The other is a trick with substring_index()
/group_concat()
, which is specific to MySQL:
SELECT f.id AS forum_id,
f.name AS forum_name,
substring_index(group_concat(t.id order by t.ts desc separator '|'), '|', 1) AS thread_id,
substring_index(group_concat(t.topic order by t.ts desc separator '|'), '|', 1) AS thread_topic,
substring_index(group_concat(t.ts order by p.ts desc separator '|'), '|', 1) AS thread_timestamp,
substring_index(group_concat(p.id order by p.ts desc separator '|'), '|', 1) AS post_id,
substring_index(group_concat(p.content order by p.ts desc separator '|'), '|', 1) AS post_content,
substring_index(group_concat(p.ts order by p.ts desc separator '|'), '|', 1) AS post_timestamp
FROM forums f join
threads t
on f.id = t.forum_id join
posts p
on t.id = p.thread_id
GROUP BY f.id
ORDER BY max(p.ts);
This version might perform better (because you are already incurring the overhead of a group by
). The separator character has to be chosen so it is not in any of the values. Otherwise, only the portion before the separator will appear.

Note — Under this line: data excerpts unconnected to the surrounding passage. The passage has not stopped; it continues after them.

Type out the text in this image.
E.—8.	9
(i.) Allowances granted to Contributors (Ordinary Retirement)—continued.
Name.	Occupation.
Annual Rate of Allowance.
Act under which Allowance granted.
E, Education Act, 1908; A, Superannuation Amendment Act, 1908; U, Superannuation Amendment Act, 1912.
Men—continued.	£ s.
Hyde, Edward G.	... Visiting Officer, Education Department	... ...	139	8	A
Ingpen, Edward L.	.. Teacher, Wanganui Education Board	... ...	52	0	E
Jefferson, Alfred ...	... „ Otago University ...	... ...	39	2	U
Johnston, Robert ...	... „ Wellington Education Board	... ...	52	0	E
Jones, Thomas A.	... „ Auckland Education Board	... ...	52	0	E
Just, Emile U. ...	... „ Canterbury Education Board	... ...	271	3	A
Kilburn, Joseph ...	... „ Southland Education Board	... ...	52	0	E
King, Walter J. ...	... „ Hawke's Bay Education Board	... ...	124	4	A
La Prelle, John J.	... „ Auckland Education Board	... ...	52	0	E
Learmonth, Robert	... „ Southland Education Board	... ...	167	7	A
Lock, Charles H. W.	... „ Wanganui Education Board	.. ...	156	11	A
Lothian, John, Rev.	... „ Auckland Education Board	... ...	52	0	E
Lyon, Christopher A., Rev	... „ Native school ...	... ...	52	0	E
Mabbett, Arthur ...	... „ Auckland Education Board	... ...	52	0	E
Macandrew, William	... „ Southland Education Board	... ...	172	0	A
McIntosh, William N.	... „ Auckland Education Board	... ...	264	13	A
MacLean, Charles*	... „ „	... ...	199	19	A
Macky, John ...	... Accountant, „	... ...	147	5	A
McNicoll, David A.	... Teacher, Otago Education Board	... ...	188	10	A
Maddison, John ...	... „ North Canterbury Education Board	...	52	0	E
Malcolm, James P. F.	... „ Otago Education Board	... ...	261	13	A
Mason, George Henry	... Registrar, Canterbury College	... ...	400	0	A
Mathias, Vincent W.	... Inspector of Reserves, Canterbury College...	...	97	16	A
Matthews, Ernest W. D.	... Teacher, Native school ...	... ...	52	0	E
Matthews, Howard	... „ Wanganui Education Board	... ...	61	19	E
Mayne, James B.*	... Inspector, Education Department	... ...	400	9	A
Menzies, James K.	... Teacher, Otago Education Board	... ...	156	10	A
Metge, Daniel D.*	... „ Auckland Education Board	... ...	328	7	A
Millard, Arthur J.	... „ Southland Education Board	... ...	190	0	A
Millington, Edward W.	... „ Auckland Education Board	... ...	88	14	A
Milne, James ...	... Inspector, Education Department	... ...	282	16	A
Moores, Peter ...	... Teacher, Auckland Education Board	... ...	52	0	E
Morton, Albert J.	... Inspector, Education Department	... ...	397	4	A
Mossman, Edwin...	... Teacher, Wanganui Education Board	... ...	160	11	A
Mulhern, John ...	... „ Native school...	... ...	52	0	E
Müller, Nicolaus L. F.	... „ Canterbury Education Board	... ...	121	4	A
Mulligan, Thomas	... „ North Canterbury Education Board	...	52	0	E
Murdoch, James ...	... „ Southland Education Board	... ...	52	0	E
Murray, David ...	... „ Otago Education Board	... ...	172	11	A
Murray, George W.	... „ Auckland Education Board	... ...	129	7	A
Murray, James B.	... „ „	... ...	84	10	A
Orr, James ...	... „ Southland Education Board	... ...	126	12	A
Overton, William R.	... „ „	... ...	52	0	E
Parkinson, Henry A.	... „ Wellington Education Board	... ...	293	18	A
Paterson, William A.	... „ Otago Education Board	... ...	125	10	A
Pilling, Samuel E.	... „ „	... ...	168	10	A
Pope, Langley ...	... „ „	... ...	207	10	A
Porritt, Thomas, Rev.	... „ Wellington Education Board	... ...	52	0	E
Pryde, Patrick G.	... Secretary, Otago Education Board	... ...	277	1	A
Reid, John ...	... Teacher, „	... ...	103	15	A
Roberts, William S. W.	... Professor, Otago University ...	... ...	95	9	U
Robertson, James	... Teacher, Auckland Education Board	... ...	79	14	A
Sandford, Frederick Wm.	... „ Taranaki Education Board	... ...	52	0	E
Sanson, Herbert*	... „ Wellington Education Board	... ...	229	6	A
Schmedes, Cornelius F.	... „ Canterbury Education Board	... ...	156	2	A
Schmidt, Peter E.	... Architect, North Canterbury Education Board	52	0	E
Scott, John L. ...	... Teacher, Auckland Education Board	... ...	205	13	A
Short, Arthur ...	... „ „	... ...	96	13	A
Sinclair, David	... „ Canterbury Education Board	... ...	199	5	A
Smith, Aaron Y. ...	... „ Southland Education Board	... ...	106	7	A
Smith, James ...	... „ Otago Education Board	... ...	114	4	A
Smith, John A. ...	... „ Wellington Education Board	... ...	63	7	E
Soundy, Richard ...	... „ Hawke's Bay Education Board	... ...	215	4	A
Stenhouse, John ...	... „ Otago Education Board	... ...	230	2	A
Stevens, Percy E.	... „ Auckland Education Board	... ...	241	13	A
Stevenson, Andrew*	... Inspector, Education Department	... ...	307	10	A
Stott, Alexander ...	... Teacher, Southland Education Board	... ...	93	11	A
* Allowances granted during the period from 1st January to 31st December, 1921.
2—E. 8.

One advantage is that the threads and posts are treated independently, so you get the most recent thread and, separately, the most recent post. You can get the most recent post on a given thread by changing the order by
conditions in the group_concat()
.
Also, to get the ordering you want, you need to order by max(p.ts)
rather than just p.ts
. The latter would order by an arbitrary time stamp on the forum; there is no guarantee it would be the most recent one.